Maha Nassar- Öncelikle, sinegogların bombalanmasına karşıyım. ABD ve Britanya’ya ait hedeflerin her yerde vurulmasından yanayım. Ama halkın zarar göreceği biçimde değil. Türk halkı da bu saldırının kurbanı oldu. Sinegogların da herhangi bir yerde bombalanmasına karşıyım ve Filistinliler bugüne kadar hiç sinegog bombalamadılar.
Benim özellikle üzerinde durmak istediğim soru şu: Böyle bir eylemin ne gibi bir faydası olabilir? Sinegogların bombalanması bana Yahudi soykırımında yaşanan bazı olayları hatırlattı. Soykırım sırasında bazı katliamlar, bizzat Siyonist hareket tarafından, Yahudilerin Filistin’e göçünü hızlandırmak için yapılmıştı. Aynı zamanda, tam Türk hükümetinin Irak konusunda dikkatli adımlar attığı sırada gerçekleşen bu bombalamalar, halkın üzerinde Irak’a asker gönderme konusunda bir basınç oluşturabilir.

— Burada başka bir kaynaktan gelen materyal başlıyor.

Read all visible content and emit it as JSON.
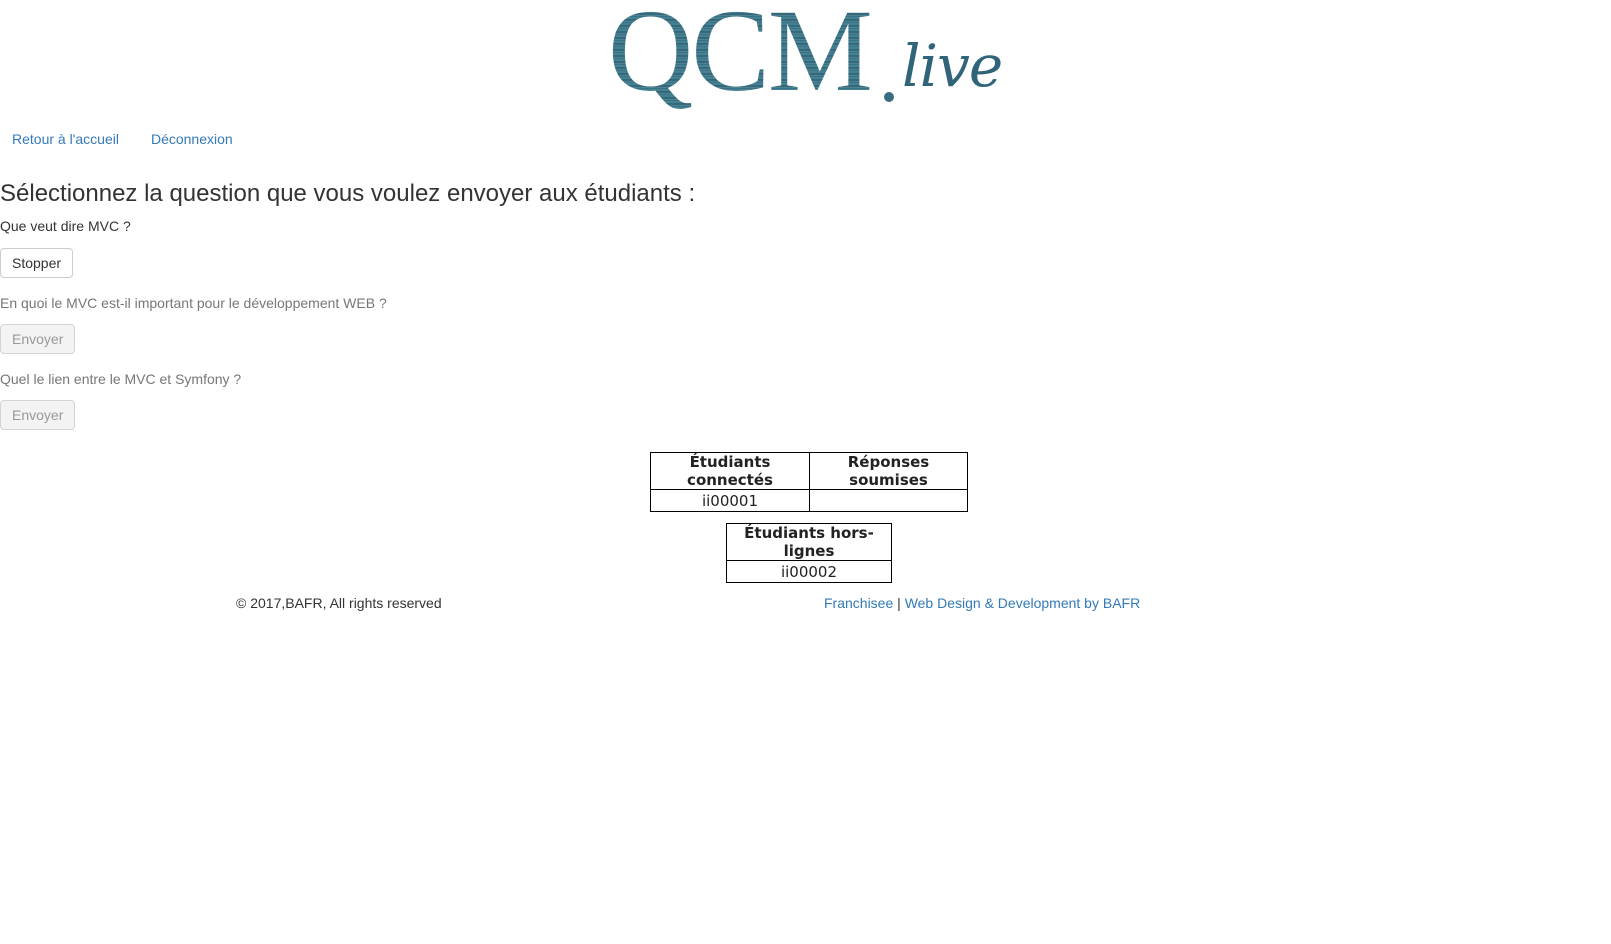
{
  "logo": {
    "main": "QCM",
    "suffix": "live"
  },
  "nav": {
    "home": "Retour à l'accueil",
    "logout": "Déconnexion"
  },
  "main": {
    "title": "Sélectionnez la question que vous voulez envoyer aux étudiants :",
    "questions": [
      {
        "text": "Que veut dire MVC ?",
        "button": "Stopper",
        "state": "active"
      },
      {
        "text": "En quoi le MVC est-il important pour le développement WEB ?",
        "button": "Envoyer",
        "state": "disabled"
      },
      {
        "text": "Quel le lien entre le MVC et Symfony ?",
        "button": "Envoyer",
        "state": "disabled"
      }
    ]
  },
  "connected_table": {
    "headers": [
      "Étudiants connectés",
      "Réponses soumises"
    ],
    "rows": [
      [
        "ii00001",
        ""
      ]
    ]
  },
  "offline_table": {
    "header": "Étudiants hors-lignes",
    "rows": [
      "ii00002"
    ]
  },
  "footer": {
    "copyright": "© 2017,BAFR, All rights reserved",
    "franchise_link": "Franchisee",
    "separator": "|",
    "credit_link": "Web Design & Development by BAFR"
  },
  "colors": {
    "link": "#337ab7",
    "logo": "#3d6e85",
    "text": "#333333"
  }
}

İNSANLAR FEDA EYLEMİ İÇİN YARIŞIYOR
Tartışmalı noktaya dönersek… HAMAS ve İslami Cihad’ın lokantaları, belediye otobüslerini bombaladığı biliniyor. Sizin bu tür eylemlere, İsrail’e karşı mücadeleye bakış açınız nedir?
Maha Nassar– Halk Cephesi için temel bakış açısı, askeri eylemleri yerleşimcilere ve İsrail askerlerine yöneltmektir. Yerleşimciler, işgalci siyonist düşüncenin taşıyıcılarıdırlar. Filistin toprağında yaşıyorlar. Dışarıdan gelerek, bizim toprağımıza el koyuyorlar. Herhangi bir sivil gibi değil, siyonist düşünceyle toprağımızı işgal etmek için geliyorlar. Aynı zamanda hepsi silahlıdır. Bizim toprağımızda, bizim içimizde yaşıyorlar. Toprağımıza kanser gibi yayılıyorlar.

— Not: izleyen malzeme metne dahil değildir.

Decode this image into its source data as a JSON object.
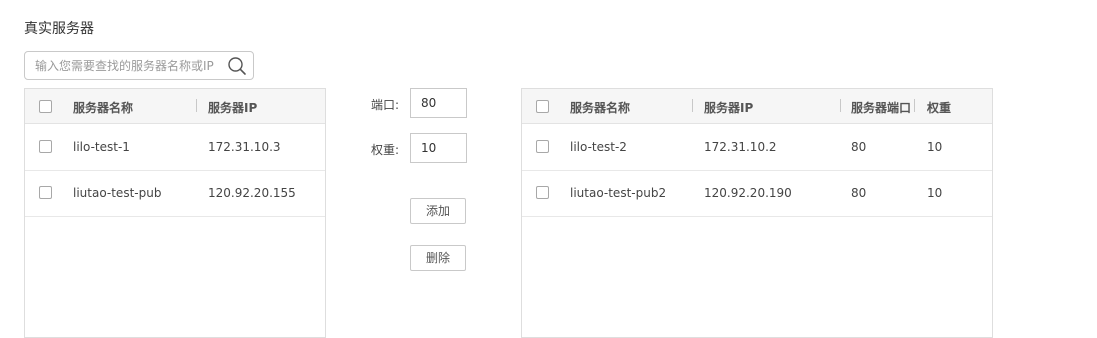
{
  "title": "真实服务器",
  "search": {
    "placeholder": "输入您需要查找的服务器名称或IP",
    "value": ""
  },
  "left_table": {
    "columns": [
      "服务器名称",
      "服务器IP"
    ],
    "rows": [
      {
        "name": "lilo-test-1",
        "ip": "172.31.10.3"
      },
      {
        "name": "liutao-test-pub",
        "ip": "120.92.20.155"
      }
    ]
  },
  "controls": {
    "port_label": "端口:",
    "port_value": "80",
    "weight_label": "权重:",
    "weight_value": "10",
    "add_label": "添加",
    "remove_label": "删除"
  },
  "right_table": {
    "columns": [
      "服务器名称",
      "服务器IP",
      "服务器端口",
      "权重"
    ],
    "rows": [
      {
        "name": "lilo-test-2",
        "ip": "172.31.10.2",
        "port": "80",
        "weight": "10"
      },
      {
        "name": "liutao-test-pub2",
        "ip": "120.92.20.190",
        "port": "80",
        "weight": "10"
      }
    ]
  }
}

Halk Cephesi, diğer ülkelerin devrimci mücadele deneyimlerinden, feda eylemlerinin devrim savaşımında kullanılan bir biçim olduğunu biliyor ve bir mücadele yöntemi olarak feda eylemlerini tanıyor. Örneğin askeri üslere intihar saldırısı düzenleyen Japon Kızıl Tugayları gibi… Ama hedefler tamamen askeri olmalı, deniliyordu.

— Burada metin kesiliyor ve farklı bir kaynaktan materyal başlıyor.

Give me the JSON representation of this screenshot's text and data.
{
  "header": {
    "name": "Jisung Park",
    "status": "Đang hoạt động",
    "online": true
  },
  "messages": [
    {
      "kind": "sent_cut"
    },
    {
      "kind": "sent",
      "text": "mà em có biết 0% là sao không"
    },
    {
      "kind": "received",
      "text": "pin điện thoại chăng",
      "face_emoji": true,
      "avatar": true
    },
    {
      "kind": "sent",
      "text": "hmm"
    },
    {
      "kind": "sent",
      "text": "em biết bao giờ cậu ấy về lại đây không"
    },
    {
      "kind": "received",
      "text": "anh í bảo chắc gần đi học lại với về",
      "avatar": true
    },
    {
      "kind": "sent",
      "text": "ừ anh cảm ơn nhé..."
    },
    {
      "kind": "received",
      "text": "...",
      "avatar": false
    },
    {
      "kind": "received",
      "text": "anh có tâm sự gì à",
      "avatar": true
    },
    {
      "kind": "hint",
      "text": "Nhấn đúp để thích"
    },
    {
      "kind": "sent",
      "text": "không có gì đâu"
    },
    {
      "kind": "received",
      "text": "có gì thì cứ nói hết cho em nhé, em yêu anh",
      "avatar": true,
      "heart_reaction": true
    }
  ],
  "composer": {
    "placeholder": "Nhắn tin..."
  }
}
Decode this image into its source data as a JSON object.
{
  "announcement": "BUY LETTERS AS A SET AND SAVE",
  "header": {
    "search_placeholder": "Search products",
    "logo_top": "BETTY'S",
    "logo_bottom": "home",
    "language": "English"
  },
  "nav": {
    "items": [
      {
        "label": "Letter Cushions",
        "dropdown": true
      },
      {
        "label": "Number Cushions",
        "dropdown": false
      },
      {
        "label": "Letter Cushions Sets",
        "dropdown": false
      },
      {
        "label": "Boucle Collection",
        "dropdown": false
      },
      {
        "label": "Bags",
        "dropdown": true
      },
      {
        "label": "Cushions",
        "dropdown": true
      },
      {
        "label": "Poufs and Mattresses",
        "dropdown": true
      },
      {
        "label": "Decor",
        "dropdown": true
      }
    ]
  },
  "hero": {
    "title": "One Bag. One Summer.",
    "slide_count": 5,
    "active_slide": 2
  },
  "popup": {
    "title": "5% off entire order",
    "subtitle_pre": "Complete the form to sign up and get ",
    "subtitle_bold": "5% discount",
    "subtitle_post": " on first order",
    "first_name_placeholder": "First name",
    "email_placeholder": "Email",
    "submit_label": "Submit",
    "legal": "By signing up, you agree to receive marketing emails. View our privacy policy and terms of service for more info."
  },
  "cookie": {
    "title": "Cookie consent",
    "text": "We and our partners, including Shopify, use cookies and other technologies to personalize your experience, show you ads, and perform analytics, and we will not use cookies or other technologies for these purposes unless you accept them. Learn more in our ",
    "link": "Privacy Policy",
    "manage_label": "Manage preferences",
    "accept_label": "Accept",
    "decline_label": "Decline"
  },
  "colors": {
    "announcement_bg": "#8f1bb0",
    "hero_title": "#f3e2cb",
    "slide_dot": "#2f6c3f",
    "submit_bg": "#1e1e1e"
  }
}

Ancak ikinci intifadadan sonra durum kısmen değişti. İsrail’in çocuklarımızı evlerinde öldürdüğünü gördükten sonra, hukuken kendi devleti altında yaşayan masum insanların katledildiğini gördükçe, Halk Cephesi de belirlenmiş somut hedeflere karşı sivilleri de vuran feda eylemlerine girişmeye karar verdi. Ve bugüne değin, sivilleri de vuran beş feda eylemi gerçekleştirdi. Özellikle de (FHKC Genel Sekreteri, çn.) Ebu Ali Mustafa’nın katledilmesinden sonra. Ama bunlar da seçilmiş sivillerdi. Örneğin orduda çalışan siviller gibi.
İkinci bir nokta, FHKC’nin üyeleri, militanları, “bu bizim bedenimiz ve biz feda eylemi gerçekleştirmek istiyoruz” demeye başladılar. Kızgınlıktan, baskıdan vb. dolayı… Bu insanlar, “Eğer Halk Cephesi bize bu olanağı sağlamazsa, HAMAS’a, İslami Cihad’a gideriz” demeye başladılar. Halk Cephesi, bu eylem biçimini uygularken hep çok dikkatli davrandı ve feda eylemlerinin taşıdığı sınırların ayırdında oldu.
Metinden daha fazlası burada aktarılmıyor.